In other words, dating apps have made making a match easier, but keeping one less likely.
“That mentality around dating can make it harder to do the hard work of working on a relationship,” Gunsaullus told The Post.
…The matchmaker also noted that dating apps can lead to burnout, an increasingly common phenomenon among young adults, and has been exacerbated by the pandemic.
“If you just go on date after date after date it feels like endless possibilities, but you’re actually more likely to burn out sooner because you’re just going on a bunch of random bad dates having negative experiences and wasting a lot of time and money,” Gottesman said.
To avoid dating burnout, she noted, daters should be more selective when deciding what apps to use and who to choose. …
She also recommends kicking things off with a good, old-fashioned phone call.
“You don’t want to text at the beginning of dating,” Gottesman explained. “You can’t laugh together, you can’t hear each other’s voice and feel the rhythm of the conversation to see if it flows well and you just can’t feel close to each other and feel a romantic connection if you’re just texting or on social media all the time and for the younger generation that’s their main mode of communication.”

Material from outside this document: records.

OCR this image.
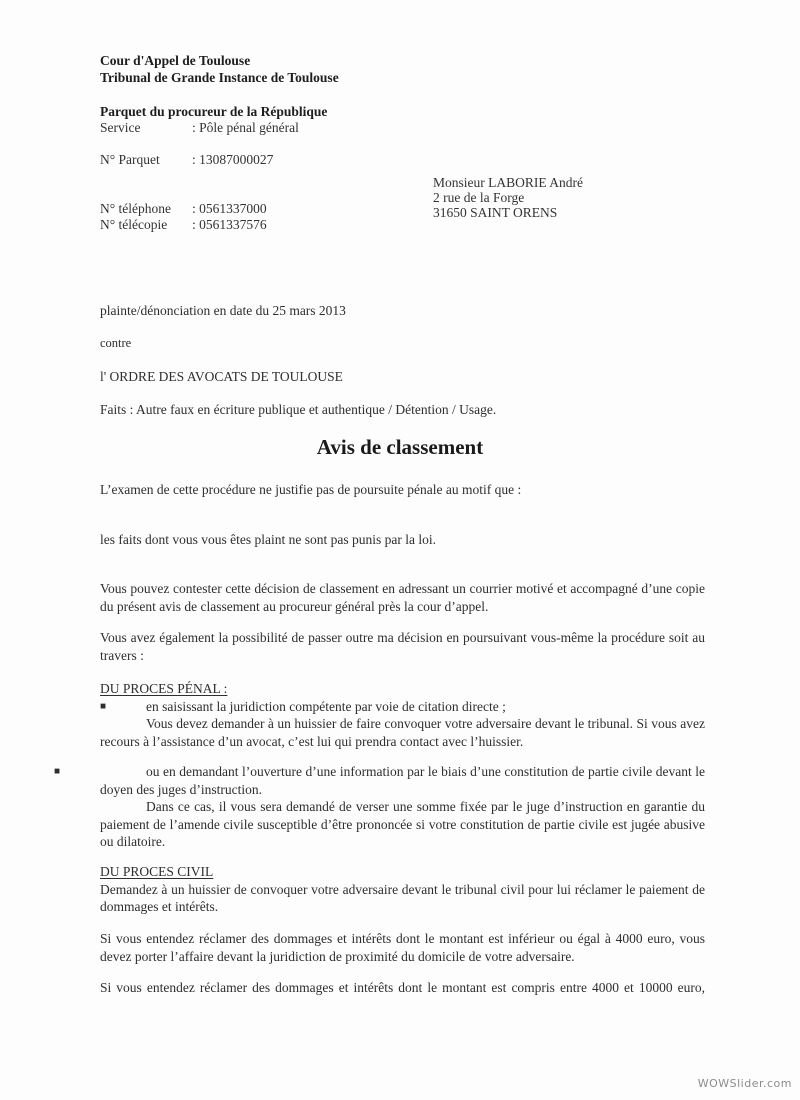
Cour d'Appel de Toulouse
Tribunal de Grande Instance de Toulouse
Parquet du procureur de la République
Service	: Pôle pénal général
N° Parquet	: 13087000027
N° téléphone	: 0561337000
N° télécopie	: 0561337576
Monsieur LABORIE André
2 rue de la Forge
31650 SAINT ORENS
plainte/dénonciation en date du 25 mars 2013
contre
l' ORDRE DES AVOCATS DE TOULOUSE
Faits : Autre faux en écriture publique et authentique / Détention / Usage.
Avis de classement
L’examen de cette procédure ne justifie pas de poursuite pénale au motif que :
les faits dont vous vous êtes plaint ne sont pas punis par la loi.

Vous pouvez contester cette décision de classement en adressant un courrier motivé et accompagné d’une copie du présent avis de classement au procureur général près la cour d’appel.

Vous avez également la possibilité de passer outre ma décision en poursuivant vous-même la procédure soit au travers :

DU PROCES PÉNAL :

■	en saisissant la juridiction compétente par voie de citation directe ;

Vous devez demander à un huissier de faire convoquer votre adversaire devant le tribunal. Si vous avez recours à l’assistance d’un avocat, c’est lui qui prendra contact avec l’huissier.

■	ou en demandant l’ouverture d’une information par le biais d’une constitution de partie civile devant le doyen des juges d’instruction.

Dans ce cas, il vous sera demandé de verser une somme fixée par le juge d’instruction en garantie du paiement de l’amende civile susceptible d’être prononcée si votre constitution de partie civile est jugée abusive ou dilatoire.

DU PROCES CIVIL

Demandez à un huissier de convoquer votre adversaire devant le tribunal civil pour lui réclamer le paiement de dommages et intérêts.

Si vous entendez réclamer des dommages et intérêts dont le montant est inférieur ou égal à 4000 euro, vous devez porter l’affaire devant la juridiction de proximité du domicile de votre adversaire.

Si vous entendez réclamer des dommages et intérêts dont le montant est compris entre 4000 et 10000 euro,

WOWSlider.com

Dating experts have also pointed to societal changes, such as women becoming more financially independent, having more agency over their reproductive health and being free to express their sexuality. Young adults today also have less pressure to be monogamous and marry.

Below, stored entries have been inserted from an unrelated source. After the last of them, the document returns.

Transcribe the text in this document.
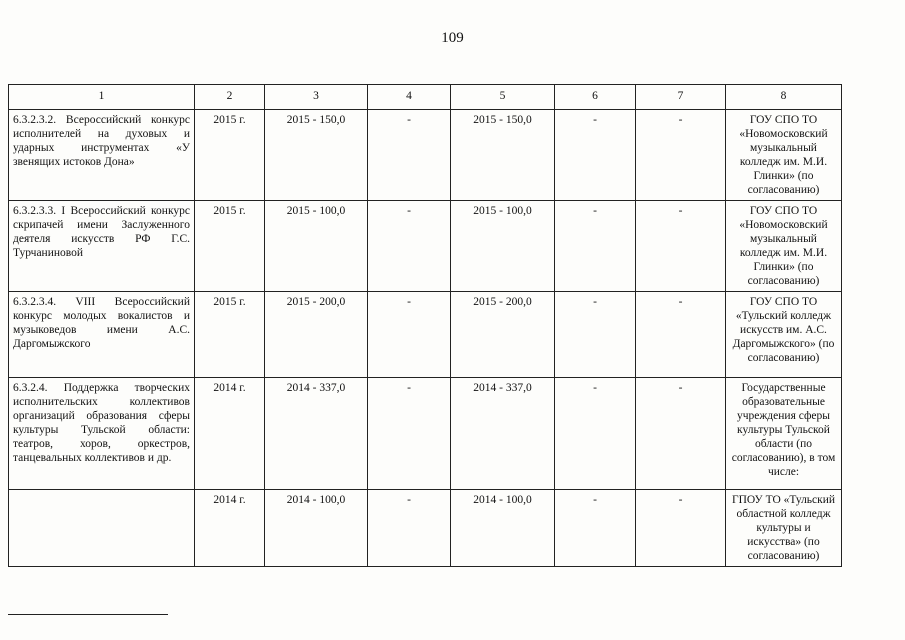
109
1	2	3	4	5	6	7	8
6.3.2.3.2. Всероссийский конкурс исполнителей на духовых и ударных инструментах «У звенящих истоков Дона»	2015 г.	2015 - 150,0	-	2015 - 150,0	-	-	ГОУ СПО ТО «Новомосковский музыкальный колледж им. М.И. Глинки» (по согласованию)
6.3.2.3.3. I Всероссийский конкурс скрипачей имени Заслуженного деятеля искусств РФ Г.С. Турчаниновой	2015 г.	2015 - 100,0	-	2015 - 100,0	-	-	ГОУ СПО ТО «Новомосковский музыкальный колледж им. М.И. Глинки» (по согласованию)
6.3.2.3.4. VIII Всероссийский конкурс молодых вокалистов и музыковедов имени А.С. Даргомыжского	2015 г.	2015 - 200,0	-	2015 - 200,0	-	-	ГОУ СПО ТО «Тульский колледж искусств им. А.С. Даргомыжского» (по согласованию)
6.3.2.4. Поддержка творческих исполнительских коллективов организаций образования сферы культуры Тульской области: театров, хоров, оркестров, танцевальных коллективов и др.	2014 г.	2014 - 337,0	-	2014 - 337,0	-	-	Государственные образовательные учреждения сферы культуры Тульской области (по согласованию), в том числе:
	2014 г.	2014 - 100,0	-	2014 - 100,0	-	-	ГПОУ ТО «Тульский областной колледж культуры и искусства» (по согласованию)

“These versions of empowerment and equality mean that women are more like men in some ways, and that has played out in the belief that women can enjoy casual sex like men,” Gunsaullus said. She explained that this belief has caused a shift in the current approach to dating and relationships.
In recent years, she claims to have seen more young adults finding themselves in “situationships” — an undefined romantic or sexual relationship — than older generations.
The now common confusion over relationship status is enough to inspire some to choose single-dom. In 2018, Tinder and consulting firm Morar HPI surveyed 1,000 singles between 18 to 25 years old and found that 71% “made a conscious decision” to stay single.
Women’s empowerment has also pushed young adults to look for “true love” versus previous generations of women who were looking to a spouse for financial support, making it more difficult to decide when and with whom to settle.